When did the Croatian language begin? Was it during the Bronze Age, as the future fruit of the Balto-Slavic branch of the Indo-European languages tree?
Or was the Croatian language really born after the breakup of Yugoslavia?
The answer, tantalizingly, is both.
Croatian is a standardized form of Serbo-Croatian. It comes from the Eastern-Herzegovinian dialect, called Shtokavian (a/k/a Štokavian or Stokavian). It’s the most-used dialect of the Serbo-Croatian pluricentric language.
The Croatian language, known as hrvatski, is tied to the Croat ethnic group, who hail from the South Slavic countries.
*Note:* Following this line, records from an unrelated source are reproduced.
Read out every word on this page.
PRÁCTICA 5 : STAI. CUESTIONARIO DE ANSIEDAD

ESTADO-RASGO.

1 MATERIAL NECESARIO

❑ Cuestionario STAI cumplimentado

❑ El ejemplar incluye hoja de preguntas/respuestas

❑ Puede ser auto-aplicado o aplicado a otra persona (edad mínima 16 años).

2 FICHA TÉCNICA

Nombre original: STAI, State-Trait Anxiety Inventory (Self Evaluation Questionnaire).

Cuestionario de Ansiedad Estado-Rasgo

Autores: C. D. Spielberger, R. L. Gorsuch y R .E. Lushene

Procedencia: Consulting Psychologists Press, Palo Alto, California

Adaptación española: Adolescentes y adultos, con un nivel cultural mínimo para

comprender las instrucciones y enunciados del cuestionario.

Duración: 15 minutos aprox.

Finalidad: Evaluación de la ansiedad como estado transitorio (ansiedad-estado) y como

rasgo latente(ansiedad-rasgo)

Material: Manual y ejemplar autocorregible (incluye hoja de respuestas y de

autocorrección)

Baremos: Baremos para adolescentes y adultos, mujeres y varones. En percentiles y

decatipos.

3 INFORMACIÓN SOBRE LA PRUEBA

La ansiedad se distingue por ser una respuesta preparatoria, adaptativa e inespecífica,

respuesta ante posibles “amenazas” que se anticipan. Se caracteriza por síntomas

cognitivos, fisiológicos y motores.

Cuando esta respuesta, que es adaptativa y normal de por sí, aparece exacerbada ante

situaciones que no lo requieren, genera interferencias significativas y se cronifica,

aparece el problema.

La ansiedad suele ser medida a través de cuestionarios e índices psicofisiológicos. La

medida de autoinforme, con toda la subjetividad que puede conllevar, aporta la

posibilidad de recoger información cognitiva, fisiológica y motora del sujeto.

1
Croatian is one of the official languages of the European Union, with about five to seven million speakers worldwide.
Croatian is the official language of:
● Vojvodina, an autonomous province in northern Serbia
● Bosnia and Herzegovina
● Burgenland, a sparsely populated state in Austria
Thanks to the second wave of the Croatian Diaspora, Croatian has minority language status in the following places:
● Baranya County in Hungary
● Czech Republic
● Caraş-Severin County in Romania
In addition to several countries and territories in Eastern Europe, it’s also spoken in South America, Canada, the United States, South Africa, and Australia. This is not too surprising since there are about as many Croatians living outside of their homeland as there are within its borders.